BANGUNLAH!

Dan tuliskanlah kepada malaikat jemaat di Sardis: Inilah firman Dia, yang memiliki ketujuh Roh Allah dan ketujuh bintang itu: Aku tahu segala pekerjaanmu: engkau dikatakan hidup, padahal engkau mati! Bangunlah, dan kuatkanlah apa yang masih tinggal yang sudah hampir mati, sebab tidak satupun dari pekerjaanmu Aku dapati sempurna di hadapan Allah-Ku… Karena jikalau engkau tidak berjaga-jaga, Aku akan datang seperti pencuri dan engkau tidak tahu pada waktu manakah Aku tiba-tiba datang kepadamu. – Wahyu 3:1-3

 

Kota Sardis dahulu dikenal sebagai kota yang sangat aman karena letaknya yang tinggi dan bentengnya yang kuat. Menariknya, kota itu tidak pernah jatuh melalui serangan langsung. Dua kali Sardis dikalahkan bukan lewat peperangan terbuka, tetapi melalui serangan diam-diam di malam hari. Rasa aman yang berlebihan membuat mereka lengah.

 

Sikap seperti itu ternyata juga meresap ke dalam jemaat di Sardis ketika berbicara mengenai kehidupan rohani. Jemaat ini memiliki reputasi sebagai gereja yang hidup dan penuh pelayanan.
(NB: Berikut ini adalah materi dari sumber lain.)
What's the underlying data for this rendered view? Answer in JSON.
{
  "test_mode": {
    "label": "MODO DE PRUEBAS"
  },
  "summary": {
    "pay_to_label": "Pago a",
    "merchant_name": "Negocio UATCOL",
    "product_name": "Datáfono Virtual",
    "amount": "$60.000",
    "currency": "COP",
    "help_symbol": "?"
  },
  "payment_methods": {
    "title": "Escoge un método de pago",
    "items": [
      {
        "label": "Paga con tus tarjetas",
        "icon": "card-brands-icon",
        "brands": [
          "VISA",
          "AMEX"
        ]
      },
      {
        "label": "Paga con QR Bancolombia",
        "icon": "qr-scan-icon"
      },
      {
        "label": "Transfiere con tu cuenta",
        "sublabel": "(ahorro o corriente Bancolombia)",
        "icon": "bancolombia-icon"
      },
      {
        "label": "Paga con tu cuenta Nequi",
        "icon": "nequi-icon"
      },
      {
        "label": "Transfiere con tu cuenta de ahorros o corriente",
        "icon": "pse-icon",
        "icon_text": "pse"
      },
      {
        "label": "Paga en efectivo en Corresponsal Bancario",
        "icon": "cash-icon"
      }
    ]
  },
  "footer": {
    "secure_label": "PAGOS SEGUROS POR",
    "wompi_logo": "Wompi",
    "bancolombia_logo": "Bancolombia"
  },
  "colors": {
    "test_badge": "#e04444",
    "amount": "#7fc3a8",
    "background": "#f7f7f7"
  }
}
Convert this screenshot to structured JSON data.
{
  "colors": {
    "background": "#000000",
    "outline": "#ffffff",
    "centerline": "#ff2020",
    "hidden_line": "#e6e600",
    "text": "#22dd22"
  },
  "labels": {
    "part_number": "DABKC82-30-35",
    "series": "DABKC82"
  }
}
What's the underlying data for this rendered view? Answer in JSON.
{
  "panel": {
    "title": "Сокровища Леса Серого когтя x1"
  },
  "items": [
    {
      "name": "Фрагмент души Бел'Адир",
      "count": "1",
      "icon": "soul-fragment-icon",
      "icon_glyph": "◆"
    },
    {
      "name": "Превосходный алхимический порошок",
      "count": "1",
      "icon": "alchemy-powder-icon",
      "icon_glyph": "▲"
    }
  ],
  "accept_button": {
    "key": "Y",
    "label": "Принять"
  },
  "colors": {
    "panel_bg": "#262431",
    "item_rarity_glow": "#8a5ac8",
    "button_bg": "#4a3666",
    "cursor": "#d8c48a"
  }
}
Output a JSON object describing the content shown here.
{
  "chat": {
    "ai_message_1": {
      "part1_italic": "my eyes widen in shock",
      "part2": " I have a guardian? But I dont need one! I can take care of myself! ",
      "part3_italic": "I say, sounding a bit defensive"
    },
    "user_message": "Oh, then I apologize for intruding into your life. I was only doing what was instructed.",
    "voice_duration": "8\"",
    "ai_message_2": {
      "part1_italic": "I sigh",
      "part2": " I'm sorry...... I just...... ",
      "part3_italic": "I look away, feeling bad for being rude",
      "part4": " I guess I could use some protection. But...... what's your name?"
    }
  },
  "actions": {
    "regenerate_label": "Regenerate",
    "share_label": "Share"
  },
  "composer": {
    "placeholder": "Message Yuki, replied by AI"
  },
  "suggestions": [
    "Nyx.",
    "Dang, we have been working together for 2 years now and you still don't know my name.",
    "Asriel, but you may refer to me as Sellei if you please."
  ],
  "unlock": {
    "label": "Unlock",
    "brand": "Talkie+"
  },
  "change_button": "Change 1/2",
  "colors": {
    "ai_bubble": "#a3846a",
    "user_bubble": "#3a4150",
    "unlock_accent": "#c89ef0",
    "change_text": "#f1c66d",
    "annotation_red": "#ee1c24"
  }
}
Mungkin mereka dikenal luas, berpengaruh, atau kreatif dalam pelayanan. Namun kenyataannya tidak seperti yang terlihat. Kelesuan rohani dan rasa puas diri telah menguasai mereka.

 

Kristus yang bangkit melihat bahwa semua itu hanya tampak luar. Gereja Sardis tidak memiliki kepekaan rohani yang benar. Karena itu Ia memberi peringatan keras: "Bangunlah! Kotamu dijatuhkan secara diam-diam. Gerejamu juga bisa jatuh dengan cara yang sama. Lalu Ia mendorong jemaat untuk meneladani beberapa orang yang masih tetap setia, yang tetap hidup dalam kekudusan (Why. 3:4–5).

 

Kelesuan moral dan kerohanian seperti ini juga mudah ditemukan dalam kekristenan kontemporer—termasuk dalam kehidupan kita sendiri—lebih sering daripada yang kita sadari. Kita mudah merasa baik-baik saja. Kita merasa rohani kita cukup sehat, sehingga kita tidak lagi mengevaluasi motivasi, ketaatan, dan keadaan hati kita. Kita mengabaikan dosa kecil, kompromi kecil, dan sikap malas, apalagi jika orang lain pun melakukan hal yang sama.

 

Karena itu kita harus berhati-hati: jangan biarkan semangat kita dalam ibadah, pelayanan, atau persekutuan, menjadi pengganti bagi kedalaman hubungan kita dengan Kristus. Jangan sampai jumlah pelayanan, keramaian ibadah, atau aktivitas gerejawi membuat kita merasa aman padahal hati kita jauh dari Tuhan.

 

Kristus memanggil kita dengan kasih: “Bangunlah dari tidurmu rohani! Kuatkan apa yang masih tersisa. Ingat kembali apa yang telah engkau terima. Pegang itu. Bertobatlah. Taatlah.” Dan jika engkau merasa lemah atau kecewa karena ingin hidup total bagi Yesus namun banyak tantangan yang menghadang—ingatlah janji-Nya. Ia berkata, “Barangsiapa menang, ia akan dikenakan pakaian putih yang bersih, dan Aku sekali-kali tidak akan menghapus namanya dari kitab kehidupan.” (Why. 3:5).

 

Inilah Injil: Kristus sendiri yang membangunkan kita, menguatkan kita, dan menopang ketaatan kita. Ia memanggil kita bukan untuk mengandalkan kekuatan kita sendiri, tetapi untuk percaya kepada-Nya—Ia yang menjaga kita agar tetap berjaga-jaga. Dia yang telah mati dan bangkit bagi kita, tidak akan meninggalkan kita. Karena itu, bangunlah, berjaga-jagalah, dan hiduplah di dalam anugerah-Nya.

 

Refleksi

Bacalah Wahyu 3:1−6 dan jawablah pertanyaan-pertanyaan berikut:

 

1. Kebenaran Injil mana yang mengubahkan hati saya?
2. Hal apa yang perlu saya pertobatkan?
3. Apa yang bisa saya terapkan hari ini?